When we arrived at the farmhouse turned shelter, I sent the two volunteers to check her in and waited outside smoking a well deserved cigarette thinking that they would be back by the time I was done. But with each inhale and flare the scent of trouble thickened. When finally down to the filter, I admitted that something was wrong and headed inside, finding both volunteers looking stricken.
“She doesn’t want to stay,” one tells me, “she wants us to drop her off at a corner downtown.”
“Well, we can’t do that. Let me talk to her.”
She’s sitting on a chair in the intake office, and has moved it so she’s facing the door. She tells me what she wants, and I explain that we do transports from danger not to danger, and I try to figure out why this corner. As we are writing back and forth my instincts begin to tingle and the hair starts to stand up on my arms. I walk behind her and snap my fingers, her head jerks and the entire language of her body changes. She slides down to the floor until she’s kneeling, she looks up at me and says,“I recognize your voice!”
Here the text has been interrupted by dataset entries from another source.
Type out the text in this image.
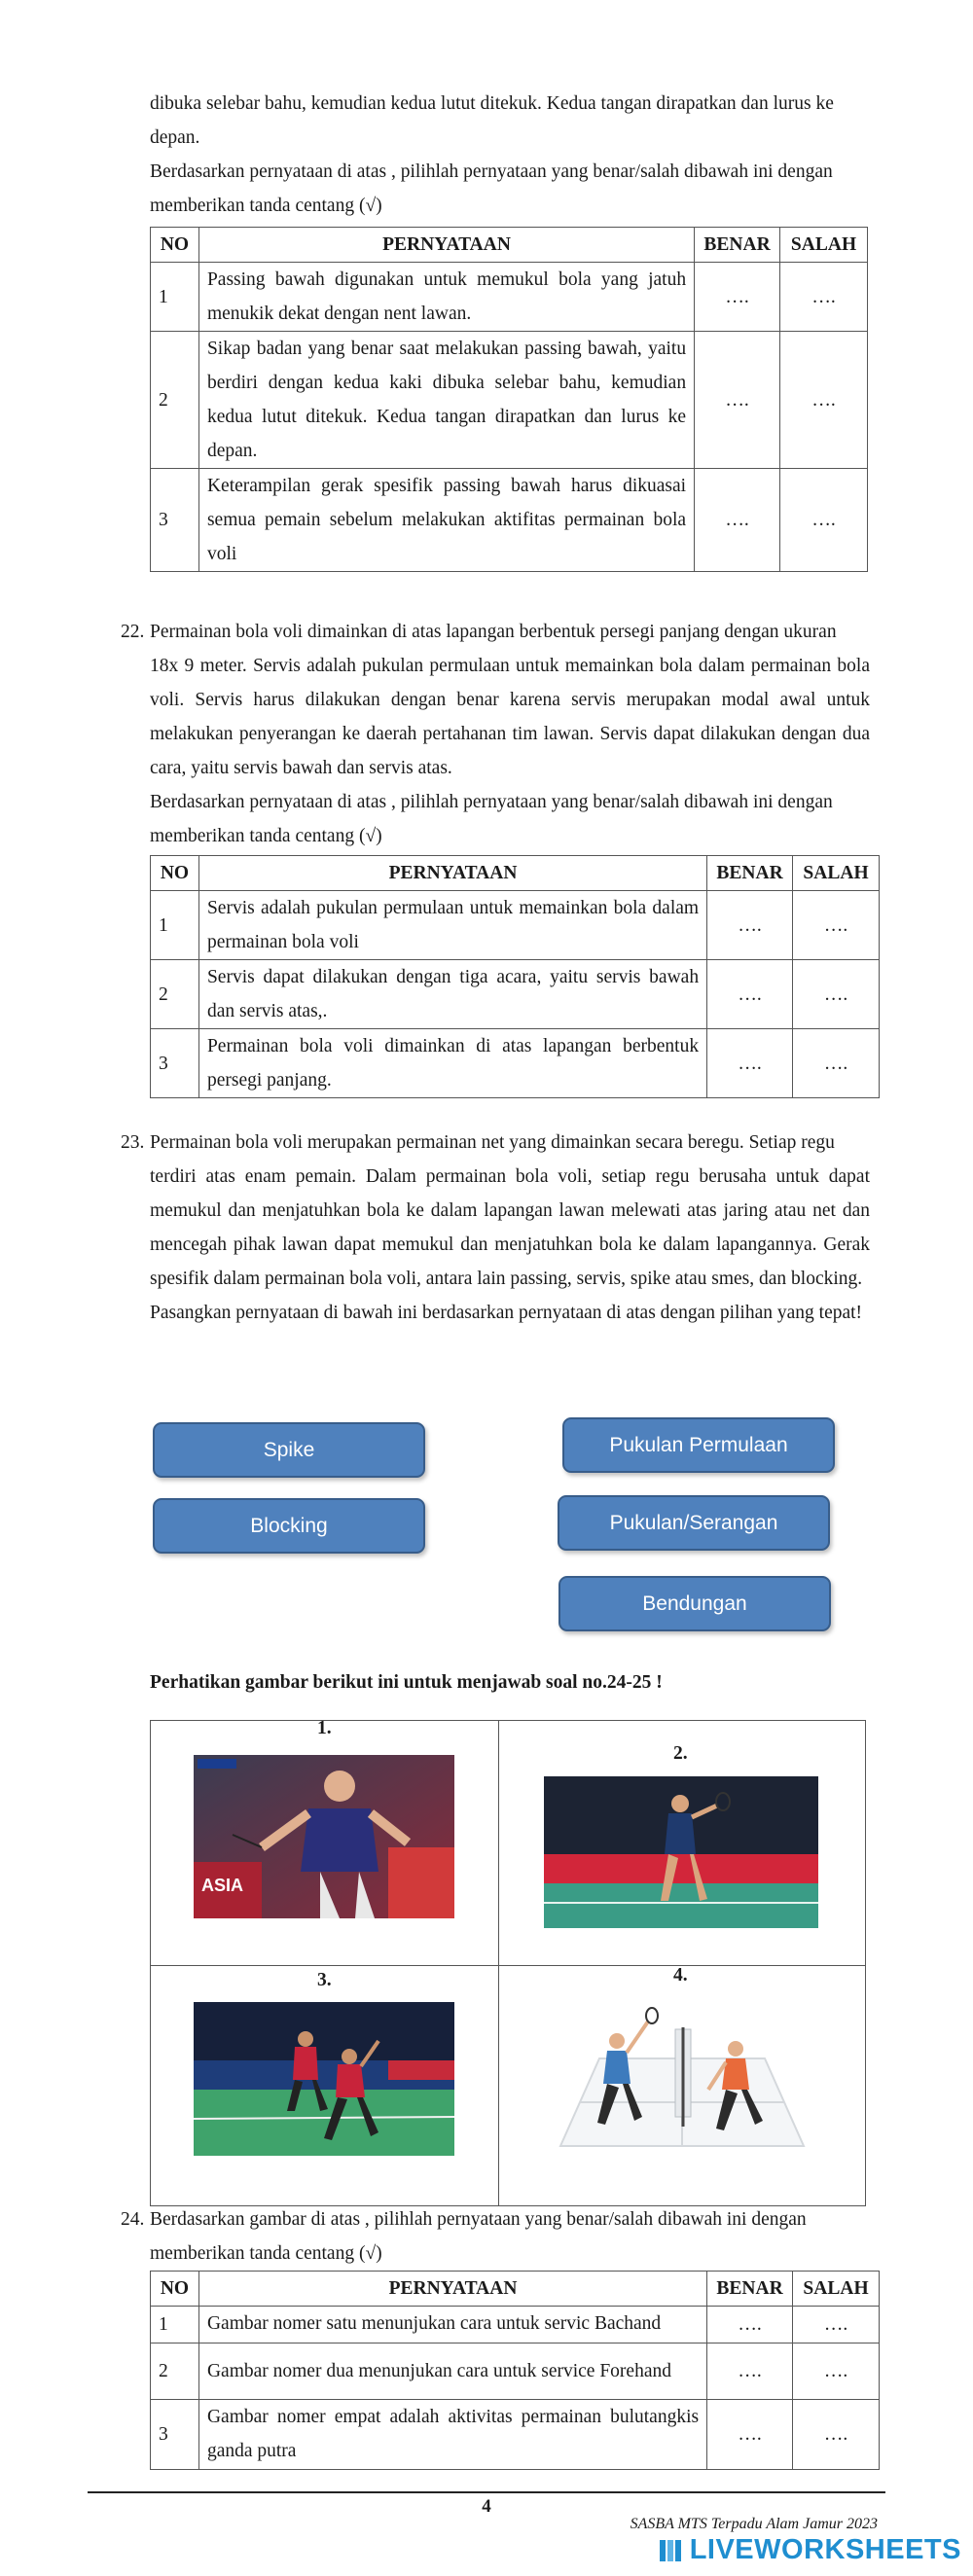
dibuka selebar bahu, kemudian kedua lutut ditekuk. Kedua tangan dirapatkan dan lurus ke
depan.
Berdasarkan pernyataan di atas , pilihlah pernyataan yang benar/salah dibawah ini dengan
memberikan tanda centang (√)
NO	PERNYATAAN	BENAR	SALAH
1	Passing bawah digunakan untuk memukul bola yang jatuh menukik dekat dengan nent lawan.	….	….
2	Sikap badan yang benar saat melakukan passing bawah, yaitu berdiri dengan kedua kaki dibuka selebar bahu, kemudian kedua lutut ditekuk. Kedua tangan dirapatkan dan lurus ke depan.	….	….
3	Keterampilan gerak spesifik passing bawah harus dikuasai semua pemain sebelum melakukan aktifitas permainan bola voli	….	….
22. Permainan bola voli dimainkan di atas lapangan berbentuk persegi panjang dengan ukuran
18x 9 meter. Servis adalah pukulan permulaan untuk memainkan bola dalam permainan bola voli. Servis harus dilakukan dengan benar karena servis merupakan modal awal untuk melakukan penyerangan ke daerah pertahanan tim lawan. Servis dapat dilakukan dengan dua cara, yaitu servis bawah dan servis atas.
Berdasarkan pernyataan di atas , pilihlah pernyataan yang benar/salah dibawah ini dengan
memberikan tanda centang (√)
NO	PERNYATAAN	BENAR	SALAH
1	Servis adalah pukulan permulaan untuk memainkan bola dalam permainan bola voli	….	….
2	Servis dapat dilakukan dengan tiga acara, yaitu servis bawah dan servis atas,.	….	….
3	Permainan bola voli dimainkan di atas lapangan berbentuk persegi panjang.	….	….
23. Permainan bola voli merupakan permainan net yang dimainkan secara beregu. Setiap regu
terdiri atas enam pemain. Dalam permainan bola voli, setiap regu berusaha untuk dapat memukul dan menjatuhkan bola ke dalam lapangan lawan melewati atas jaring atau net dan mencegah pihak lawan dapat memukul dan menjatuhkan bola ke dalam lapangannya. Gerak spesifik dalam permainan bola voli, antara lain passing, servis, spike atau smes, dan blocking.
Pasangkan pernyataan di bawah ini berdasarkan pernyataan di atas dengan pilihan yang tepat!
Spike
Blocking
Pukulan Permulaan
Pukulan/Serangan
Bendungan
Perhatikan gambar berikut ini untuk menjawab soal no.24-25 !
1.
ASIA
2.
3.	4.
24. Berdasarkan gambar di atas , pilihlah pernyataan yang benar/salah dibawah ini dengan
memberikan tanda centang (√)
NO	PERNYATAAN	BENAR	SALAH
1	Gambar nomer satu menunjukan cara untuk servic Bachand	….	….
2	Gambar nomer dua menunjukan cara untuk service Forehand	….	….
3	Gambar nomer empat adalah aktivitas permainan bulutangkis ganda putra	….	….
4
SASBA MTS Terpadu Alam Jamur 2023
LIVEWORKSHEETS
“Hello, L.T. How are you tonight?” I ask.
“Are you going to take me home now?”
“Can you tell me where that is?”
She tells me the same corner that Alice was trying to get us to take her to.
“L.T. can you show me what’s in the envelope?”
She opens it and spills in onto her lap. Stuffed among her discharge papers are drawings of some of the things that had been done to her. She was the child of parents involved in a cult and had been ritually abused from the time she was less than a year old. Some of the papers are covered in different handwritings and I struggle to keep the tears from my eyes as I only just begin to grasp all that she has survived.
“What are we going to do?” asks one of the volunteers sotto voce.
“We’re going to take her home, to the only place that is hers.”
I try to keep LT chatting during the drive, because this is a personality that I know, but she switches several times including to a sulky nine-year-old with a potty mouth and a penchant for kicking the back of my seat. When we arrive, L.T takes back over. She won’t let me walk her in, but promises to wave from her window once inside. As I am waiting, I look at the greenies, they are pale, exhausted and terrified.
“It isn’t always like this,” I say.
They turn their disbelieving eyes to me and I know they won’t be back. Helping people on this level isn’t for everyone and it certainly isn’t for the faint of heart. L.T’s light flicks on and she waves to me. I see that under her right arm she has one of the many stuffed animals that we discuss nightly. I wave back and drive off knowing that I am uniquely strong and that tomorrow I will do it all over again.